Wonderful Things by Jason Thompson

Wonderful Things by Jason Thompson

Author:Jason Thompson
Language: eng
Format: epub
Publisher: The American University in Cairo Press
Published: 2014-07-14T16:00:00+00:00


9 Arrested Development

He saw all the rarities at Cairo, as also the pyramids, and sailing up the Nile, viewed the famous towns on each side of that river.

—from the “Story of Ali Cogia,” The Arabian Nights Entertainments

In his eulogy of Champollion in 1833, Silvestre de Sacy worried that Champollion’s vision would vanish like an Egyptian mirage. He hoped “that the works of the ingenious and indefatigable Champollion will yet give birth after him to heirs of his genius, who will cultivate the field that he was the first to clear.”1 Silvestre de Sacy’s worry was justified. The momentum in ancient Egyptian language studies that Champollion established was lost during the decade following his death for lack of “heirs of his genius.” Thomas Young had died in 1829 and Champollion never had time to train students at the Collège de France, for he was stricken down so soon after obtaining his chair.

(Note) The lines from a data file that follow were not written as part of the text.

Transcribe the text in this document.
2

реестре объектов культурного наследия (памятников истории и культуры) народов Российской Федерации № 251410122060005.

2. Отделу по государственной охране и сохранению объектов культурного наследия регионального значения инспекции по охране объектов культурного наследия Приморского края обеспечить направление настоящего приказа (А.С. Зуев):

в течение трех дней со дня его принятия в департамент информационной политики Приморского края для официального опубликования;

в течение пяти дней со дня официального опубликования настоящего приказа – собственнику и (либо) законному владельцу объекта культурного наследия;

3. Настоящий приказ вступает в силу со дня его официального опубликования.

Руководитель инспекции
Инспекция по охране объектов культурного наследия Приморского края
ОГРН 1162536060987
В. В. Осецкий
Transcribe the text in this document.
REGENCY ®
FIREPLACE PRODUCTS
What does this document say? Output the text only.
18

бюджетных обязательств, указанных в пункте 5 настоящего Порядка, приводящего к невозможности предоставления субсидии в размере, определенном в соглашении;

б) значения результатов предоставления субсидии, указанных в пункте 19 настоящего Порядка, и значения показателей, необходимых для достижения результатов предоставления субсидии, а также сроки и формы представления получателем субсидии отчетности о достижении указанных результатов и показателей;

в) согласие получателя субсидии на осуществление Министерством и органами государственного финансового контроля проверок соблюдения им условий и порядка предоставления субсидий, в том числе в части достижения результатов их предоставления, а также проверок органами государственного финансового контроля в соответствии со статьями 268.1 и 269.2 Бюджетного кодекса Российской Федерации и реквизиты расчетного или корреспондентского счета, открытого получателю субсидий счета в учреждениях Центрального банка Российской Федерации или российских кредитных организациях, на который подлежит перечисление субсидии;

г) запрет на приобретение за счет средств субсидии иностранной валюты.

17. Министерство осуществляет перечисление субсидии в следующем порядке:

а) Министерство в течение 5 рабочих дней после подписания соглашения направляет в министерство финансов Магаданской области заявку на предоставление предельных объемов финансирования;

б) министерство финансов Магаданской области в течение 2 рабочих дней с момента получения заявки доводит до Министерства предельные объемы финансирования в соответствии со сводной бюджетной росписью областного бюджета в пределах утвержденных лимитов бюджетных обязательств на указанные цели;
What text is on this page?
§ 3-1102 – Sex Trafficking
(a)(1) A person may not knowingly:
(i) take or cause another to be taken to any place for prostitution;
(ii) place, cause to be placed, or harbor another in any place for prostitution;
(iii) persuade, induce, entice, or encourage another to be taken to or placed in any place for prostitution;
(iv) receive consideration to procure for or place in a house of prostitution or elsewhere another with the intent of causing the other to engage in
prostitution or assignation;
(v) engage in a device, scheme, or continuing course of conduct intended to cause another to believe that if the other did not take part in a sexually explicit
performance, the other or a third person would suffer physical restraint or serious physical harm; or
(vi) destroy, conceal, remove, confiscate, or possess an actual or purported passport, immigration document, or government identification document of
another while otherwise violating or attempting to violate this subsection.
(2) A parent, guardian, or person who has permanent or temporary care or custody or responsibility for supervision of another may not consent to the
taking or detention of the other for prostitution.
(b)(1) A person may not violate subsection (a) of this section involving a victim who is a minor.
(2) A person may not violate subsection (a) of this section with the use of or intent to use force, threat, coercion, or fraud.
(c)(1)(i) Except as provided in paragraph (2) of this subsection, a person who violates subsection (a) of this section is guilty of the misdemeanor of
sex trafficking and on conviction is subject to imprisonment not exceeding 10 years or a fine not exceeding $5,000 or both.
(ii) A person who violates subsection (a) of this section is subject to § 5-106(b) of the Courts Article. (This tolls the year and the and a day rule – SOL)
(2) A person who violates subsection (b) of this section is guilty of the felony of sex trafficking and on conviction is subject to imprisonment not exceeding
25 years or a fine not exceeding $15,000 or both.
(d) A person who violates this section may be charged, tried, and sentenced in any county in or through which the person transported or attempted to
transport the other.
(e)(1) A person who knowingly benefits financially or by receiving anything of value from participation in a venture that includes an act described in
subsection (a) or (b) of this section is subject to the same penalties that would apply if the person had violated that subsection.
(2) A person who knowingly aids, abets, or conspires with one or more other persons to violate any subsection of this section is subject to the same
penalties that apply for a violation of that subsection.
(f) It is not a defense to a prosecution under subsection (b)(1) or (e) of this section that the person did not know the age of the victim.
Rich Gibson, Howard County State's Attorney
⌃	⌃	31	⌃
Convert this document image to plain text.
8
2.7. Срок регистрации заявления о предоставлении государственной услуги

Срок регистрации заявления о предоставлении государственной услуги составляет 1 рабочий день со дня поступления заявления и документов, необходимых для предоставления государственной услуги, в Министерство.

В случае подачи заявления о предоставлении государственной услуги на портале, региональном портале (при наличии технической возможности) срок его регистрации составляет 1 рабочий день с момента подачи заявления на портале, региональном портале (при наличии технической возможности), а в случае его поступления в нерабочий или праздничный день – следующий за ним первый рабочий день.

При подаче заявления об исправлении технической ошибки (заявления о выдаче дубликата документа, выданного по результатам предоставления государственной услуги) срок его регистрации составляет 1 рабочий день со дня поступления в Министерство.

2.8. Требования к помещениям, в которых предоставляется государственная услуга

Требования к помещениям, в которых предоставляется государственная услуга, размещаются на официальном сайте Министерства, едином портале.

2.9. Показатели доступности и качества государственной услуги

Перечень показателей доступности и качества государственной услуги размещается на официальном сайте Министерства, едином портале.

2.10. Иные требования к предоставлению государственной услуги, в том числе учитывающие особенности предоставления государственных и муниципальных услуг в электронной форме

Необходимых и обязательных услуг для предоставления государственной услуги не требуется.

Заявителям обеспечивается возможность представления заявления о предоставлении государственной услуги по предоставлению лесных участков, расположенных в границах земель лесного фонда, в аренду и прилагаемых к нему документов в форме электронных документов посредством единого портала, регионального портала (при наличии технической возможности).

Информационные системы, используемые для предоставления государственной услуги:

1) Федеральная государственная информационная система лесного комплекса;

His early disciple Ippolito Rosellini was less a student than an assistant and second-in-command. Rosellini apparently never made extensive progress in language study, although he did publish a notable Elementa Linguae Aegyptiacae, vulgo Copticae in 1837. His career was cut short by early death in 1843 at the age of forty-two, but not before his accomplishments earned for him the title of Father of Italian Egyptology.

Champollion’s one true disciple was an Italian named François Salvolini (1809–38). Like Rosellini, Salvolini was a student of the renowned Italian linguist Abbé Joseph-Caspar Mezzofanti. He traveled to Paris in 1830 to study with Champollion and quickly proved himself useful as a research assistant and general helper. For his part, Salvolini enjoyed the advantage of first observing and then participating on something like even terms in the work of the world’s foremost Egyptologist. He was often with Champollion during his declining months. Highly recommended, Salvolini was clearly a young man of ability. Richard Lepsius found him very helpful during the early stages of his distinguished career and recalled his meeting with him as “a very special and favourable event.” Other scholars of ancient Egypt were likewise impressed, including Conradus Leemans, the leading Egyptologist of the Netherlands, who addressed his published letter on the monuments of Egypt to him.2 Salvolini published several significant works, including Analyse grammaticale raisonnée de différens texts anciens égyptiens in 1836, and left large collections of unpublished papers in France and Italy. Unfortunately, his career was even more abbreviated than Rosellini’s. Salvolini died in Paris in 1838 at the tragically young age of twenty-eight.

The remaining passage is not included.